France has found what could be the first concrete clues to the location of black boxes missing from last year’s Atlantic jet disaster, but warned yesterday there was no guarantee the breakthrough would lead to their recovery.
The Defence Ministry said the boost had come through detailed follow-up analysis of sonar readings taken in the first few weeks after an Air France jet crashed into the Atlantic killing 228 people on June 1st last year.
Finding the black boxes is seen as essential to help crash experts and relatives understand exactly what caused flight 447 to plunge into a remote part of the Atlantic during an equatorial storm on its journey from Rio de Janeiro to Paris.
“It is probably the signal (of the boxes),” said General Christian Baptiste, deputy spokesman at the Defence Ministry.
The discovery of a possible “ping” from at least one of the recorders on board the Airbus A330 has allowed experts to narrow the search to a few square kilometres from several thousand ahead of the anniversary of the airline’s worst crash.
“Does this mean we have found the black boxes?

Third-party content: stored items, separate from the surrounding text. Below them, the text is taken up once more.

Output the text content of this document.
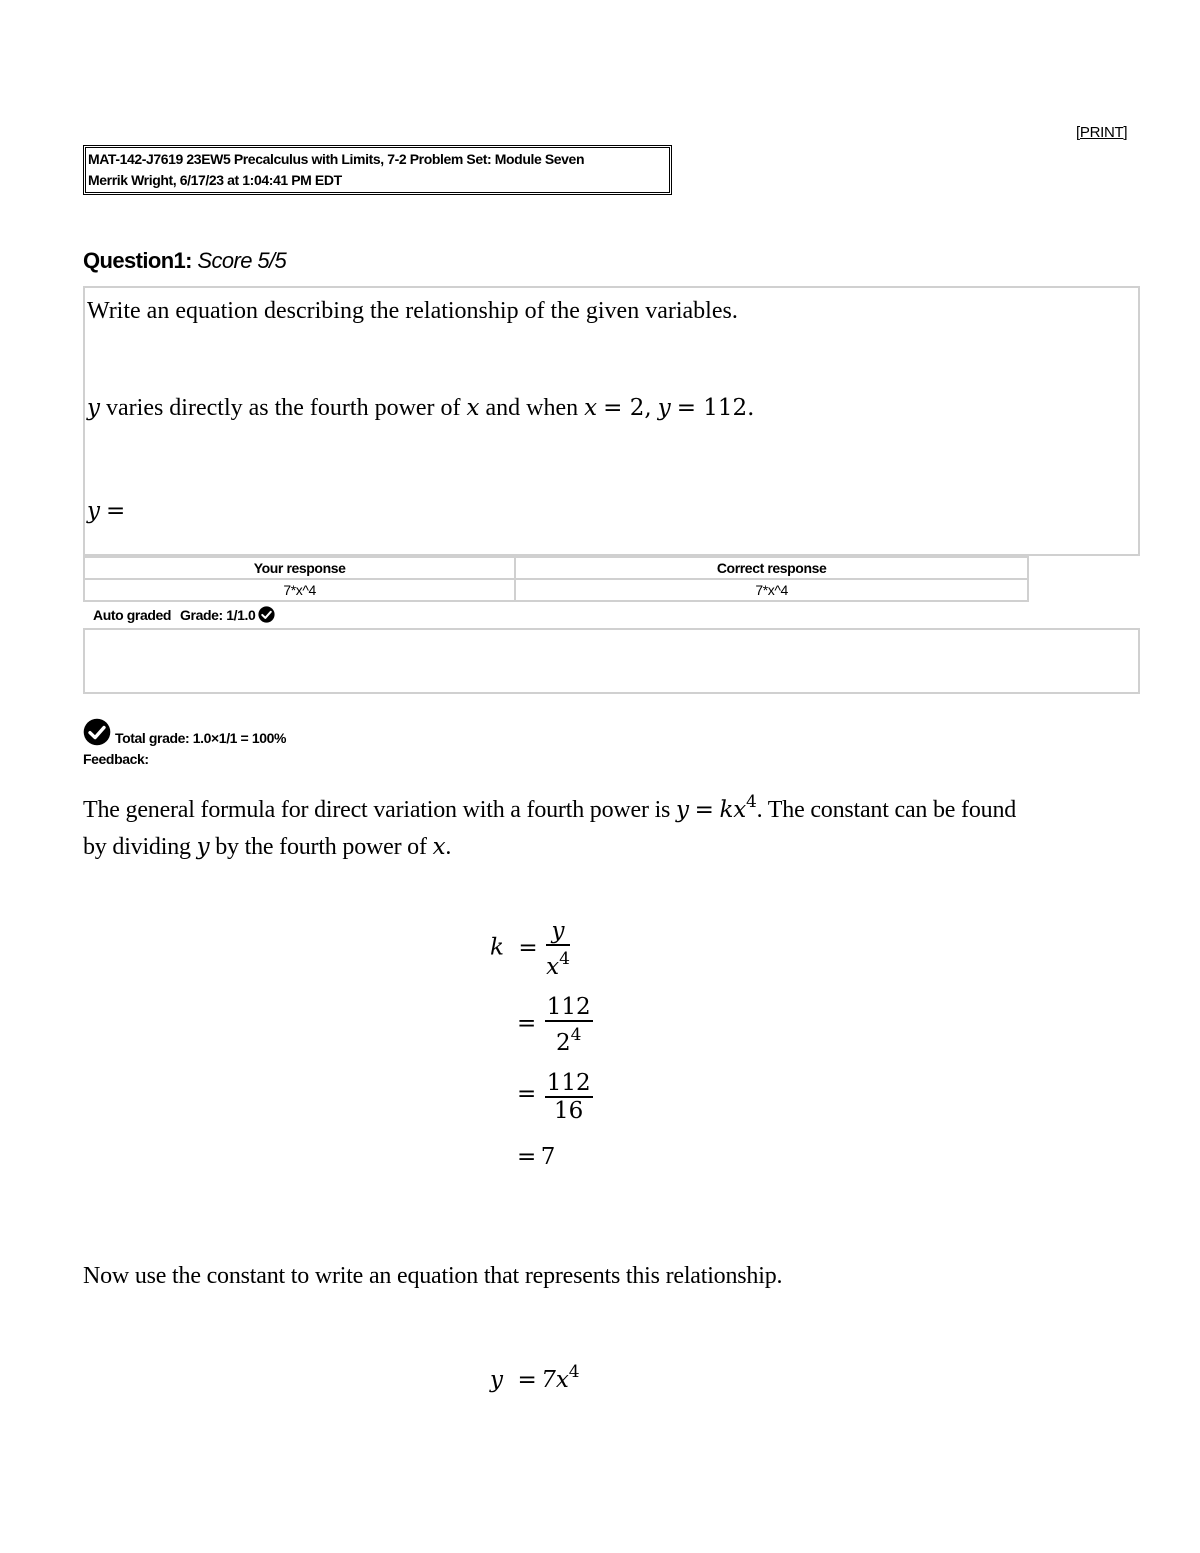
[PRINT]
MAT-142-J7619 23EW5 Precalculus with Limits, 7-2 Problem Set: Module Seven
Merrik Wright, 6/17/23 at 1:04:41 PM EDT
Question1: Score 5/5
Write an equation describing the relationship of the given variables.
y varies directly as the fourth power of x and when x = 2, y = 112.
y =
Your response	Correct response
7*x^4	7*x^4
Auto graded Grade: 1/1.0
Total grade: 1.0×1/1 = 100%
Feedback:
The general formula for direct variation with a fourth power is $y = kx^4$. The constant can be found
by dividing y by the fourth power of x.
$k = \frac{y}{x4}$
= $\frac{112}{24}$
= $\frac{112}{16}$
= 7
Now use the constant to write an equation that represents this relationship.
y = 7x4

We are still far from certain,” Gen Baptiste said. “The search zone still equates to an area the size of Paris and we have to find an object the size of a shoebox in sea-bed terrain which looks like the Andes,” he told a news conference.
The recording which could contain the signal emitted from the recorder devices, buried until now behind background noise, was made on July 1st, a month after the crash.

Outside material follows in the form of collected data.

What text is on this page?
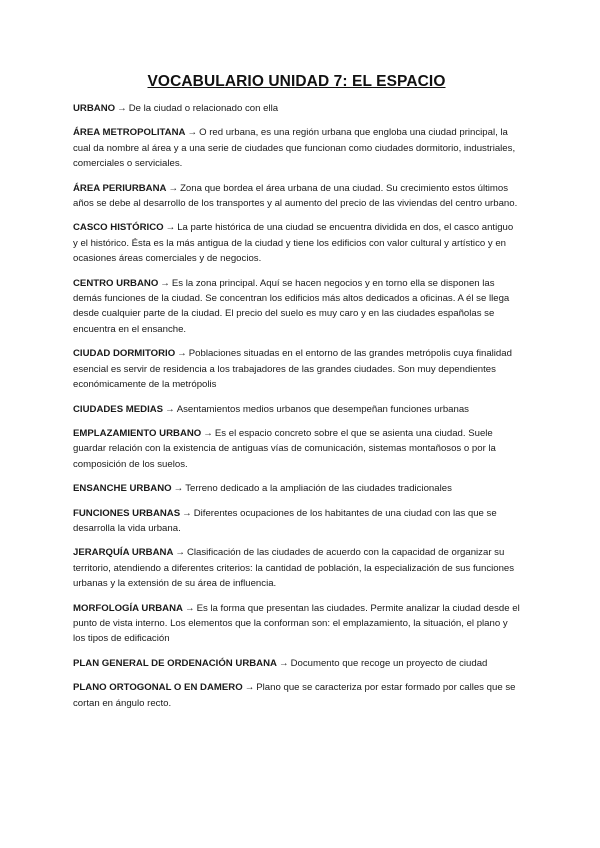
VOCABULARIO UNIDAD 7: EL ESPACIO

URBANO → De la ciudad o relacionado con ella

ÁREA METROPOLITANA → O red urbana, es una región urbana que engloba una ciudad principal, la cual da nombre al área y a una serie de ciudades que funcionan como ciudades dormitorio, industriales, comerciales o serviciales.

ÁREA PERIURBANA → Zona que bordea el área urbana de una ciudad. Su crecimiento estos últimos años se debe al desarrollo de los transportes y al aumento del precio de las viviendas del centro urbano.

CASCO HISTÓRICO → La parte histórica de una ciudad se encuentra dividida en dos, el casco antiguo y el histórico. Ésta es la más antigua de la ciudad y tiene los edificios con valor cultural y artístico y en ocasiones áreas comerciales y de negocios.

CENTRO URBANO → Es la zona principal. Aquí se hacen negocios y en torno ella se disponen las demás funciones de la ciudad. Se concentran los edificios más altos dedicados a oficinas. A él se llega desde cualquier parte de la ciudad. El precio del suelo es muy caro y en las ciudades españolas se encuentra en el ensanche.

CIUDAD DORMITORIO → Poblaciones situadas en el entorno de las grandes metrópolis cuya finalidad esencial es servir de residencia a los trabajadores de las grandes ciudades. Son muy dependientes económicamente de la metrópolis

CIUDADES MEDIAS → Asentamientos medios urbanos que desempeñan funciones urbanas

EMPLAZAMIENTO URBANO → Es el espacio concreto sobre el que se asienta una ciudad. Suele guardar relación con la existencia de antiguas vías de comunicación, sistemas montañosos o por la composición de los suelos.

ENSANCHE URBANO → Terreno dedicado a la ampliación de las ciudades tradicionales

FUNCIONES URBANAS → Diferentes ocupaciones de los habitantes de una ciudad con las que se desarrolla la vida urbana.

JERARQUÍA URBANA → Clasificación de las ciudades de acuerdo con la capacidad de organizar su territorio, atendiendo a diferentes criterios: la cantidad de población, la especialización de sus funciones urbanas y la extensión de su área de influencia.

MORFOLOGÍA URBANA → Es la forma que presentan las ciudades. Permite analizar la ciudad desde el punto de vista interno. Los elementos que la conforman son: el emplazamiento, la situación, el plano y los tipos de edificación

PLAN GENERAL DE ORDENACIÓN URBANA → Documento que recoge un proyecto de ciudad

PLANO ORTOGONAL O EN DAMERO → Plano que se caracteriza por estar formado por calles que se cortan en ángulo recto.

Black box flight recorders are designed to emit signals for about 30 days.
“It is possible this will help us find important pieces of wreckage, and if we have a lot of luck a black box could be found in one of these pieces of wreckage,” Baptiste said.

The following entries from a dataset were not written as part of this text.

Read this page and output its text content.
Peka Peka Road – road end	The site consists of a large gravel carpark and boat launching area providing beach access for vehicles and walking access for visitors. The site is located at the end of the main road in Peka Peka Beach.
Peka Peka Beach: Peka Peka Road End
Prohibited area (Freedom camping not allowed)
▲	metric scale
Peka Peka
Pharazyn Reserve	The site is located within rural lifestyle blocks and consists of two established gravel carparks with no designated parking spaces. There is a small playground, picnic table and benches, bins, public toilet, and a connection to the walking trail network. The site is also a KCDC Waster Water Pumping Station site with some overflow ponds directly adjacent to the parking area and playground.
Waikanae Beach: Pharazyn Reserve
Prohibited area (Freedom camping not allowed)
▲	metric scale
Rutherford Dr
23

Two sophisticated salvage vessels, using miniature submarines, have been scouring a 3,000sq km area to try and locate the plane’s flight recorders.
Baptiste said the search was now about 400km northwest of Sao Pedro and Sao Paulo in Brazil.
Air France said the breakthrough was “excellent news”.
Recovery will depend on the depth where wreckage could lie, anywhere between 1km (0.6 miles) and 4km (2.5 miles) down.
A spokeswoman at France’s air accident investigation authority BEA said Air France and Airbus had spent €13 million on the inquiry and French state bodies has given €15 million.
Speculation about the cause of the crash has focused on possible icing of the aircraft’s speed sensors, which appeared to give inconsistent readings seconds before the plane vanished.